ORE v2 (6/n): chained-prefix variable-length scheme + string encryption#83
ORE v2 (6/n): chained-prefix variable-length scheme + string encryption#83coderdan wants to merge 5 commits into
Conversation
…nit, left-query comparator (#83 review) Review follow-ups on the chained scheme: - zeroize: wipe L = E_k(0) in CmacAccumulator::new (K1's source; spec section 9) and the per-block `ro` RO-tag buffer in encrypt_var (matches the bit2_w6 scratch wipe). Existing Drops (k1/state/k_acc/stream) were already correct. - Replace the BRANCH_* u8 consts + a would-be debug_assert with a non-zero enum Branch { RoKey = 1, PrpStream = 2 }; final_block takes Branch, so a final block's byte 0 can never be 0x00 and collide with a prefix block — the injectivity separator is now a compile-time guarantee. - count > u16::MAX returns OreError::TooManyBlocks (new variant) in both encrypt_var and encrypt_left_var, instead of a debug_assert. - Single-key init: the chained scheme is single-key by design (the CMAC accumulator derives every per-block secret from one key via branch tags), so drop the vestigial _k2 parameter — init(k1). (Bit6 still uses two PRF keys.) - Add compare_left_to_full: the Lewi-Wu query path. The comparator core is factored into compare_views(left_view, full); compare_raw_slices (full,full) and compare_left_to_full (left,full) both call it, so the left-only artifact from encrypt_left_* is usable as a query against a stored ciphertext. Adds prop_left_query_matches_full + an artifact-rejection unit test. No wire-format change.

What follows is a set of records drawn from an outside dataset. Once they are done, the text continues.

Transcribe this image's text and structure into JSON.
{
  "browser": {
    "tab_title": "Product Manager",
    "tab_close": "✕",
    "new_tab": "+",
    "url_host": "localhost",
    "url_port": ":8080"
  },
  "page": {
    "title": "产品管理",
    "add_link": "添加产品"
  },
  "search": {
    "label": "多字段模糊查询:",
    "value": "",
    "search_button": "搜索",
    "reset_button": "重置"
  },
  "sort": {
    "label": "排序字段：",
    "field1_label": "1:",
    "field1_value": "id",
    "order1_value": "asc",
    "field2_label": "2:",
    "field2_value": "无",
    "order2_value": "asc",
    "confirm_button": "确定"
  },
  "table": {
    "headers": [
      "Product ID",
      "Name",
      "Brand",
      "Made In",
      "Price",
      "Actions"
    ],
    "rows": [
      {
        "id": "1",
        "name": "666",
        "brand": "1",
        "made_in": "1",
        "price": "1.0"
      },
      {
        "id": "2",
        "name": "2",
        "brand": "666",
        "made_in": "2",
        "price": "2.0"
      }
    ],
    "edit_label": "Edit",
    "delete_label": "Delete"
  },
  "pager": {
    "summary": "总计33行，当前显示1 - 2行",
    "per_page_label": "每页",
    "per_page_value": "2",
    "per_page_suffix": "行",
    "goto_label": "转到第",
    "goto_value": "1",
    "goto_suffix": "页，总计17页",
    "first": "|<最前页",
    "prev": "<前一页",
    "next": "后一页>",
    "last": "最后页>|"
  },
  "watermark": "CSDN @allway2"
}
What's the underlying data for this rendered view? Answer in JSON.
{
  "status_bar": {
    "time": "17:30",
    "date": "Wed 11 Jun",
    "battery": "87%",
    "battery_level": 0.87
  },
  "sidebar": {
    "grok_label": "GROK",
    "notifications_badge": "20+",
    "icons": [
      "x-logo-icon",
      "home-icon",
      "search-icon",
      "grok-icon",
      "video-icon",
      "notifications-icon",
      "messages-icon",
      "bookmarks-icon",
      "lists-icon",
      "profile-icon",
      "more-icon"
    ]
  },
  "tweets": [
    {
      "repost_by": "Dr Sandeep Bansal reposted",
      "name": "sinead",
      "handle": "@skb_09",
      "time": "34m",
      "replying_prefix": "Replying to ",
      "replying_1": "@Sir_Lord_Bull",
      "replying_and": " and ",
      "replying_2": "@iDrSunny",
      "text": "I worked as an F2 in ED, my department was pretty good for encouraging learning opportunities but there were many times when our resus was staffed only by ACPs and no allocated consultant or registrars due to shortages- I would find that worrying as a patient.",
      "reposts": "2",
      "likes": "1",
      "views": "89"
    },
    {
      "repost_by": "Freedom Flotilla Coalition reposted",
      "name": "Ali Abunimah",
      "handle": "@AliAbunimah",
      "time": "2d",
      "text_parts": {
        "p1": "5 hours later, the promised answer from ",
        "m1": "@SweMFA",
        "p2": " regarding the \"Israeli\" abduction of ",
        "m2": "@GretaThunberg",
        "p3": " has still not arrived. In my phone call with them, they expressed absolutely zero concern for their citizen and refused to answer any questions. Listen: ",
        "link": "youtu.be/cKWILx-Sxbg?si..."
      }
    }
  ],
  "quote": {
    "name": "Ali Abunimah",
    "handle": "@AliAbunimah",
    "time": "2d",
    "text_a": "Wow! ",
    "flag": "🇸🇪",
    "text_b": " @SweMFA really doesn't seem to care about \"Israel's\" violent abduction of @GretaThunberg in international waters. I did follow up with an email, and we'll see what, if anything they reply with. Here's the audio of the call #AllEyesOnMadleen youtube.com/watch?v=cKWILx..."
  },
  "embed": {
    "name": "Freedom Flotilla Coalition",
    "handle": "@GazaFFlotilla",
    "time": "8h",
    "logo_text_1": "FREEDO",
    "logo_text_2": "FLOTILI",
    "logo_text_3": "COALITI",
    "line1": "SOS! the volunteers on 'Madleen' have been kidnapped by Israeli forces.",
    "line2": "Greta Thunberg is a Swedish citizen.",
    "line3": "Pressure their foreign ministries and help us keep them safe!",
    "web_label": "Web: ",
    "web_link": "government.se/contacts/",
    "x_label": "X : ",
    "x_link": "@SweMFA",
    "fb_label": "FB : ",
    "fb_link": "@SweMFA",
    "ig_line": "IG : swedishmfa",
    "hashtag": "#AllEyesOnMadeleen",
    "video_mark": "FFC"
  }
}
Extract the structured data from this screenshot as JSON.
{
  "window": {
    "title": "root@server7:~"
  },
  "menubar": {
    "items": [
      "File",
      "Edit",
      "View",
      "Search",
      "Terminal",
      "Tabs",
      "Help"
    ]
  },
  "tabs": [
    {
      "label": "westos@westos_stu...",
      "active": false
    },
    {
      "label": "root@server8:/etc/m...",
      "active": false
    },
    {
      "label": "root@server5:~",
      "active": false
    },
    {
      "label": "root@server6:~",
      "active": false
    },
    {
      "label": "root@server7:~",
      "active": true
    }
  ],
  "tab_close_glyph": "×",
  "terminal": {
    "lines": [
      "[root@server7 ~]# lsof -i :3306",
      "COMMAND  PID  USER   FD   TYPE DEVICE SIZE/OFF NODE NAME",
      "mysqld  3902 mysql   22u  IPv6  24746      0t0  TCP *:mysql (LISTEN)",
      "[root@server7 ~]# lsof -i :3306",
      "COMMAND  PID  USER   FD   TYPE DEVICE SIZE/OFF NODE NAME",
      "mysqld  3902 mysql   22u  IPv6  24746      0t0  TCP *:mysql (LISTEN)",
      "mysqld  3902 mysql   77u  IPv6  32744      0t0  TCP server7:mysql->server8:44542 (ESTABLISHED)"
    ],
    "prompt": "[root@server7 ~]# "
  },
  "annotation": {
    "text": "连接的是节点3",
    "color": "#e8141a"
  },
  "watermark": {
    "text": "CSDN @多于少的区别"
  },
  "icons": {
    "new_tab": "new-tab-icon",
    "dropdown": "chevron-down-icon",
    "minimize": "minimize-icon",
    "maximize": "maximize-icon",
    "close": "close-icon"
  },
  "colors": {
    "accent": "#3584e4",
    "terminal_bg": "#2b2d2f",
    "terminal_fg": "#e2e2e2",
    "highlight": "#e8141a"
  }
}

Review: code / constant-time / zeroizationRan the multi-agent code review plus the Trail of Bits Applied
Constant-timeInherits Bit6's posture: CT-1 fixed ( ZeroizationTwo new gaps found and fixed: Open (not blocking)No pinned wire vectors yet (deliberately deferred to A2 sign-off — the freeze gate); a few low test-gaps noted in the review. |
…PR 6 foundation) - primitives/cmac.rs: incremental AES-CMAC (NIST SP 800-38B) accumulator per the A2 spec — absorb (CBC prefix) / finalize (E_k(S^F^K1)); prefix/final block encoders with the injective byte layout; K1 reuses gf128_double. Validated against the NIST AES-128 CMAC test vectors. - prp.rs: factor LemireFyPrp::from_stream (shape ii) out of new(); new() now calls it, so Bit6 vectors stay byte-identical. Lets the chained scheme key the PRP from the accumulator stream with no per-block AES key schedule. - hash.rs: gf128_double_u128 -> pub(crate) (shared by H and CMAC subkeys).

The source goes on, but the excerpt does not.